How to Know When a Story Is Too Big to Estimate

When a team plays 21 or "too big" cards, most facilitators treat it as a problem to solve. It's actually a gift: the team is telling you this story isn't ready to deliver.

What "too big" actually means

A story is too big for one of three reasons:

  1. Scope is genuinely large. The feature is real but encompasses too much work for one sprint.
  2. The approach is unknown. Nobody knows how to build it yet, which makes the estimate meaningless.
  3. The story is vague. The acceptance criteria are so unclear that each person is imagining a different story.

The solution is different for each.

Splitting by scope

For stories that are large but well-defined, split along delivery value: "What's the smallest version of this that delivers real value to a user?" That's your first story. Everything else is follow-on work.

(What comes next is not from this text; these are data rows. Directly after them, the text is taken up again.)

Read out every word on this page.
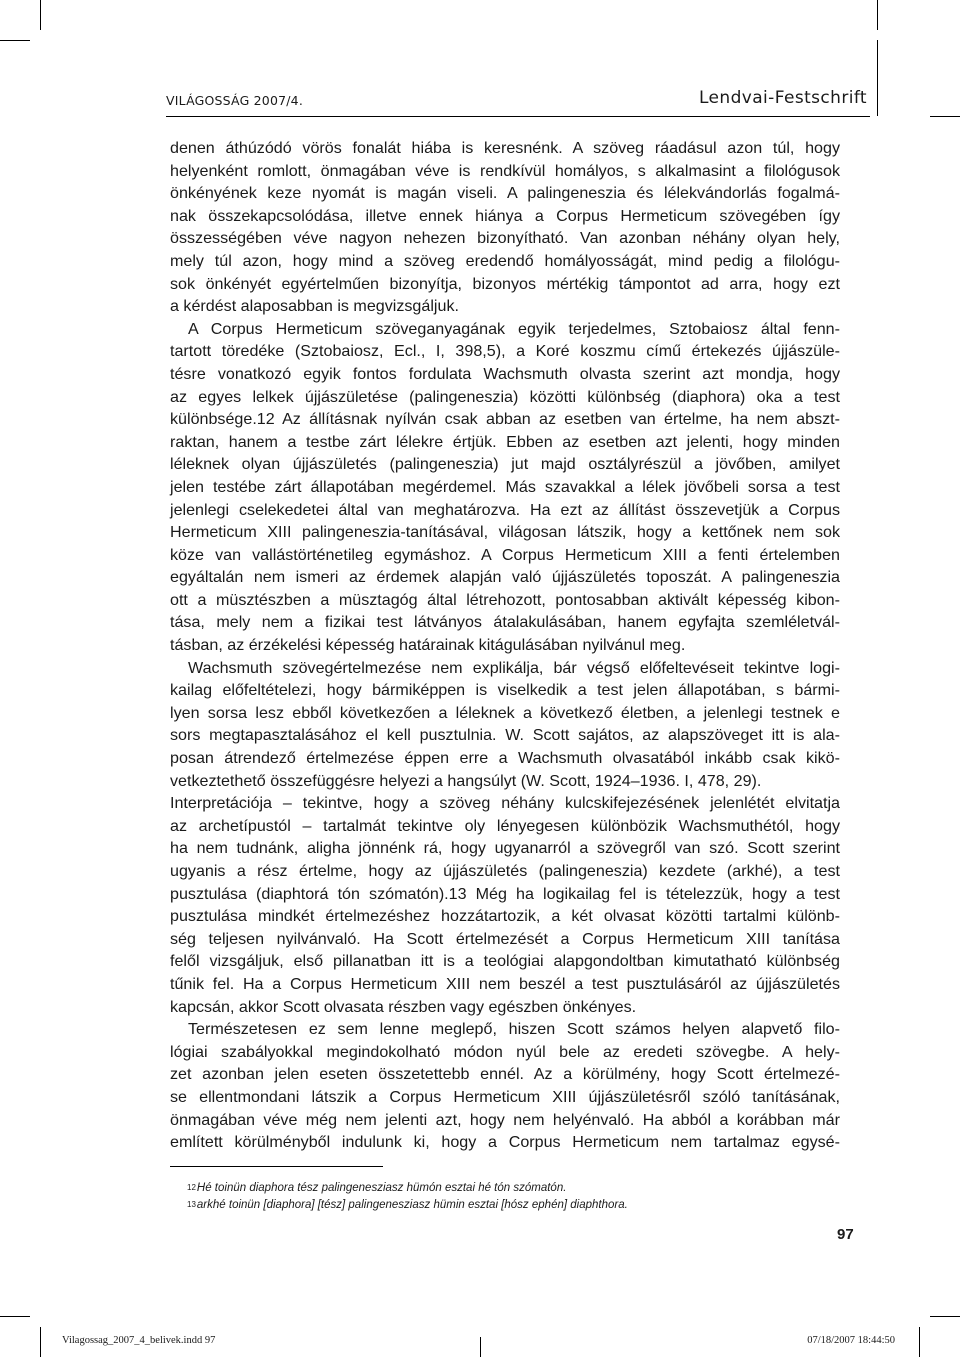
VILÁGOSSÁG 2007/4.	Lendvai-Festschrift
denen áthúzódó vörös fonalát hiába is keresnénk. A szöveg ráadásul azon túl, hogy
helyenként romlott, önmagában véve is rendkívül homályos, s alkalmasint a filológusok
önkényének keze nyomát is magán viseli. A palingeneszia és lélekvándorlás fogalmá-
nak összekapcsolódása, illetve ennek hiánya a Corpus Hermeticum szövegében így
összességében véve nagyon nehezen bizonyítható. Van azonban néhány olyan hely,
mely túl azon, hogy mind a szöveg eredendő homályosságát, mind pedig a filológu-
sok önkényét egyértelműen bizonyítja, bizonyos mértékig támpontot ad arra, hogy ezt
a kérdést alaposabban is megvizsgáljuk.
A Corpus Hermeticum szöveganyagának egyik terjedelmes, Sztobaiosz által fenn-
tartott töredéke (Sztobaiosz, Ecl., I, 398,5), a Koré koszmu című értekezés újjászüle-
tésre vonatkozó egyik fontos fordulata Wachsmuth olvasta szerint azt mondja, hogy
az egyes lelkek újjászületése (palingeneszia) közötti különbség (diaphora) oka a test
különbsége.12 Az állításnak nyílván csak abban az esetben van értelme, ha nem abszt-
raktan, hanem a testbe zárt lélekre értjük. Ebben az esetben azt jelenti, hogy minden
léleknek olyan újjászületés (palingeneszia) jut majd osztályrészül a jövőben, amilyet
jelen testébe zárt állapotában megérdemel. Más szavakkal a lélek jövőbeli sorsa a test
jelenlegi cselekedetei által van meghatározva. Ha ezt az állítást összevetjük a Corpus
Hermeticum XIII palingeneszia-tanításával, világosan látszik, hogy a kettőnek nem sok
köze van vallástörténetileg egymáshoz. A Corpus Hermeticum XIII a fenti értelemben
egyáltalán nem ismeri az érdemek alapján való újjászületés toposzát. A palingeneszia
ott a müsztészben a müsztagóg által létrehozott, pontosabban aktivált képesség kibon-
tása, mely nem a fizikai test látványos átalakulásában, hanem egyfajta szemléletvál-
tásban, az érzékelési képesség határainak kitágulásában nyilvánul meg.
Wachsmuth szövegértelmezése nem explikálja, bár végső előfeltevéseit tekintve logi-
kailag előfeltételezi, hogy bármiképpen is viselkedik a test jelen állapotában, s bármi-
lyen sorsa lesz ebből következően a léleknek a következő életben, a jelenlegi testnek e
sors megtapasztalásához el kell pusztulnia. W. Scott sajátos, az alapszöveget itt is ala-
posan átrendező értelmezése éppen erre a Wachsmuth olvasatából inkább csak kikö-
vetkeztethető összefüggésre helyezi a hangsúlyt (W. Scott, 1924–1936. I, 478, 29).
Interpretációja – tekintve, hogy a szöveg néhány kulcskifejezésének jelenlétét elvitatja
az archetípustól – tartalmát tekintve oly lényegesen különbözik Wachsmuthétól, hogy
ha nem tudnánk, aligha jönnénk rá, hogy ugyanarról a szövegről van szó. Scott szerint
ugyanis a rész értelme, hogy az újjászületés (palingeneszia) kezdete (arkhé), a test
pusztulása (diaphtorá tón szómatón).13 Még ha logikailag fel is tételezzük, hogy a test
pusztulása mindkét értelmezéshez hozzátartozik, a két olvasat közötti tartalmi különb-
ség teljesen nyilvánvaló. Ha Scott értelmezését a Corpus Hermeticum XIII tanítása
felől vizsgáljuk, első pillanatban itt is a teológiai alapgondoltban kimutatható különbség
tűnik fel. Ha a Corpus Hermeticum XIII nem beszél a test pusztulásáról az újjászületés
kapcsán, akkor Scott olvasata részben vagy egészben önkényes.
Természetesen ez sem lenne meglepő, hiszen Scott számos helyen alapvető filo-
lógiai szabályokkal megindokolható módon nyúl bele az eredeti szövegbe. A hely-
zet azonban jelen eseten összetettebb ennél. Az a körülmény, hogy Scott értelmezé-
se ellentmondani látszik a Corpus Hermeticum XIII újjászületésről szóló tanításának,
önmagában véve még nem jelenti azt, hogy nem helyénvaló. Ha abból a korábban már
említett körülményből indulunk ki, hogy a Corpus Hermeticum nem tartalmaz egysé-
$^{12}$Hé toinün diaphora tész palingenesziasz hümón esztai hé tón szómatón.
$^{13}$arkhé toinün [diaphora] [tész] palingenesziasz hümin esztai [hósz ephén] diaphthora.
97
Vilagossag_2007_4_belivek.indd 97	07/18/2007 18:44:50
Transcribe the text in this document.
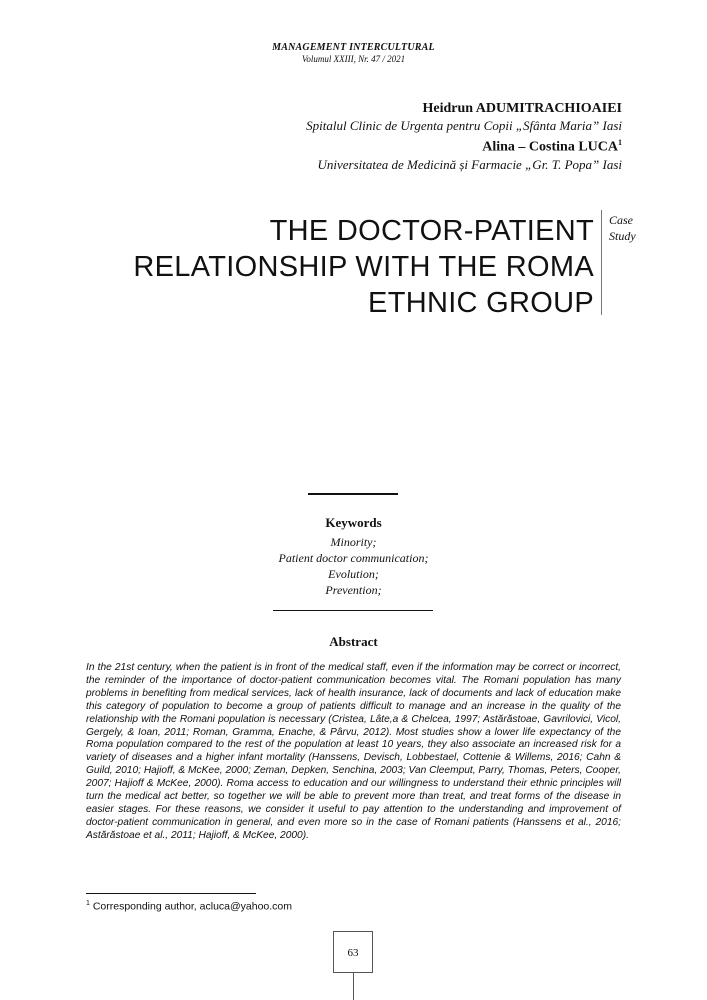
MANAGEMENT INTERCULTURAL
Volumul XXIII, Nr. 47 / 2021
Heidrun ADUMITRACHIOAIEI
Spitalul Clinic de Urgenta pentru Copii „Sfânta Maria” Iasi
Alina – Costina LUCA$^1$
Universitatea de Medicină și Farmacie „Gr. T. Popa” Iasi
THE DOCTOR-PATIENT RELATIONSHIP WITH THE ROMA ETHNIC GROUP
Case
Study
Keywords
Minority;
Patient doctor communication;
Evolution;
Prevention;
Abstract
In the 21st century, when the patient is in front of the medical staff, even if the information may be correct or incorrect, the reminder of the importance of doctor-patient communication becomes vital. The Romani population has many problems in benefiting from medical services, lack of health insurance, lack of documents and lack of education make this category of population to become a group of patients difficult to manage and an increase in the quality of the relationship with the Romani population is necessary (Cristea, Lâte,a & Chelcea, 1997; Astărăstoae, Gavrilovici, Vicol, Gergely, & Ioan, 2011; Roman, Gramma, Enache, & Pârvu, 2012). Most studies show a lower life expectancy of the Roma population compared to the rest of the population at least 10 years, they also associate an increased risk for a variety of diseases and a higher infant mortality (Hanssens, Devisch, Lobbestael, Cottenie & Willems, 2016; Cahn & Guild, 2010; Hajioff, & McKee, 2000; Zeman, Depken, Senchina, 2003; Van Cleemput, Parry, Thomas, Peters, Cooper, 2007; Hajioff & McKee, 2000). Roma access to education and our willingness to understand their ethnic principles will turn the medical act better, so together we will be able to prevent more than treat, and treat forms of the disease in easier stages. For these reasons, we consider it useful to pay attention to the understanding and improvement of doctor-patient communication in general, and even more so in the case of Romani patients (Hanssens et al., 2016; Astărăstoae et al., 2011; Hajioff, & McKee, 2000).
$^1$ Corresponding author, acluca@yahoo.com
63
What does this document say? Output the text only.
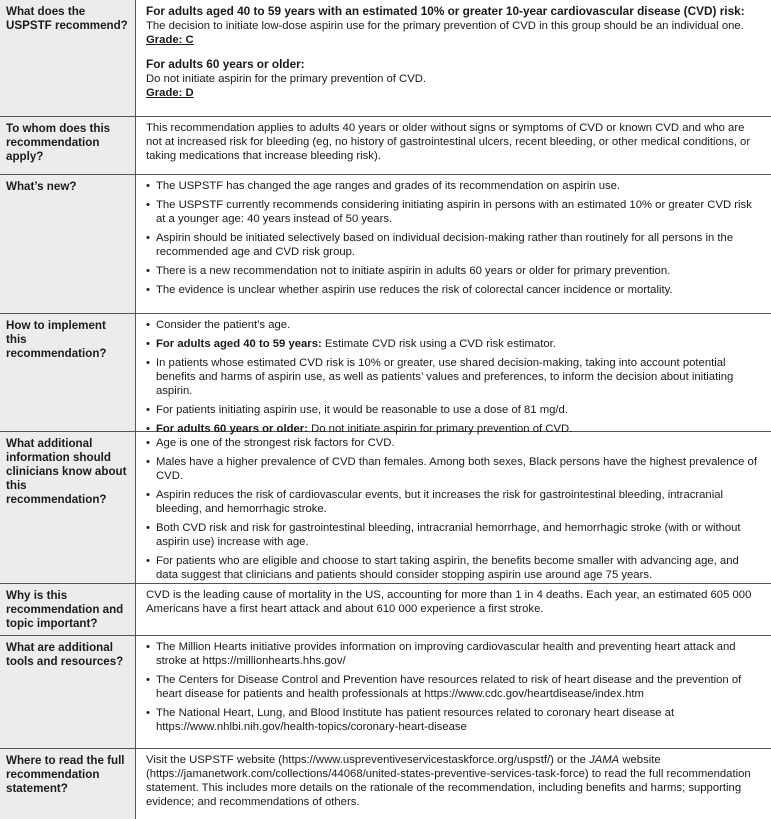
What does the USPSTF recommend?

For adults aged 40 to 59 years with an estimated 10% or greater 10-year cardiovascular disease (CVD) risk:

The decision to initiate low-dose aspirin use for the primary prevention of CVD in this group should be an individual one.

Grade: C

For adults 60 years or older:

Do not initiate aspirin for the primary prevention of CVD.

Grade: D

To whom does this recommendation apply?

This recommendation applies to adults 40 years or older without signs or symptoms of CVD or known CVD and who are not at increased risk for bleeding (eg, no history of gastrointestinal ulcers, recent bleeding, or other medical conditions, or taking medications that increase bleeding risk).

What’s new?
•	The USPSTF has changed the age ranges and grades of its recommendation on aspirin use.
• The USPSTF currently recommends considering initiating aspirin in persons with an estimated 10% or greater CVD risk at a younger age: 40 years instead of 50 years.
• Aspirin should be initiated selectively based on individual decision-making rather than routinely for all persons in the recommended age and CVD risk group.
• There is a new recommendation not to initiate aspirin in adults 60 years or older for primary prevention.
• The evidence is unclear whether aspirin use reduces the risk of colorectal cancer incidence or mortality.
How to implement this recommendation?
• Consider the patient’s age.
• For adults aged 40 to 59 years: Estimate CVD risk using a CVD risk estimator.
• In patients whose estimated CVD risk is 10% or greater, use shared decision-making, taking into account potential benefits and harms of aspirin use, as well as patients’ values and preferences, to inform the decision about initiating aspirin.
• For patients initiating aspirin use, it would be reasonable to use a dose of 81 mg/d.
• For adults 60 years or older: Do not initiate aspirin for primary prevention of CVD.
What additional information should clinicians know about this recommendation?
• Age is one of the strongest risk factors for CVD.
• Males have a higher prevalence of CVD than females. Among both sexes, Black persons have the highest prevalence of CVD.
• Aspirin reduces the risk of cardiovascular events, but it increases the risk for gastrointestinal bleeding, intracranial bleeding, and hemorrhagic stroke.
• Both CVD risk and risk for gastrointestinal bleeding, intracranial hemorrhage, and hemorrhagic stroke (with or without aspirin use) increase with age.
• For patients who are eligible and choose to start taking aspirin, the benefits become smaller with advancing age, and data suggest that clinicians and patients should consider stopping aspirin use around age 75 years.
Why is this recommendation and topic important?

CVD is the leading cause of mortality in the US, accounting for more than 1 in 4 deaths. Each year, an estimated 605 000 Americans have a first heart attack and about 610 000 experience a first stroke.

What are additional tools and resources?
• The Million Hearts initiative provides information on improving cardiovascular health and preventing heart attack and stroke at https://millionhearts.hhs.gov/
• The Centers for Disease Control and Prevention have resources related to risk of heart disease and the prevention of heart disease for patients and health professionals at https://www.cdc.gov/heartdisease/index.htm
• The National Heart, Lung, and Blood Institute has patient resources related to coronary heart disease at https://www.nhlbi.nih.gov/health-topics/coronary-heart-disease
Where to read the full recommendation statement?

Visit the USPSTF website (https://www.uspreventiveservicestaskforce.org/uspstf/) or the JAMA website (https://jamanetwork.com/collections/44068/united-states-preventive-services-task-force) to read the full recommendation statement. This includes more details on the rationale of the recommendation, including benefits and harms; supporting evidence; and recommendations of others.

Splitting patterns that work:

  • By user type: story for admin users first, regular users second
  • By data source: handle the simple case first, edge cases separately
  • By workflow step: first half of a flow, second half separately
  • By happy path vs. error handling: core flow first, error states later

Splitting by unknown approach

If the "too big" vote comes from uncertainty about how to build it, that's a spike. Time-box an investigation and come back with a refined story after discovery.

Splitting vague stories

If nobody can agree because nobody knows what the story means, that's a Product Owner problem. Park the story and refine the acceptance criteria before the next session.

When not to split

Don't split a story just to hit a point threshold. A story that's genuinely 8 points should be an 8-point story. Artificial splitting creates coordination overhead without reducing complexity.


A story that can't be estimated can't be delivered reliably. Use the vote as the trigger to do the work that makes it estimable.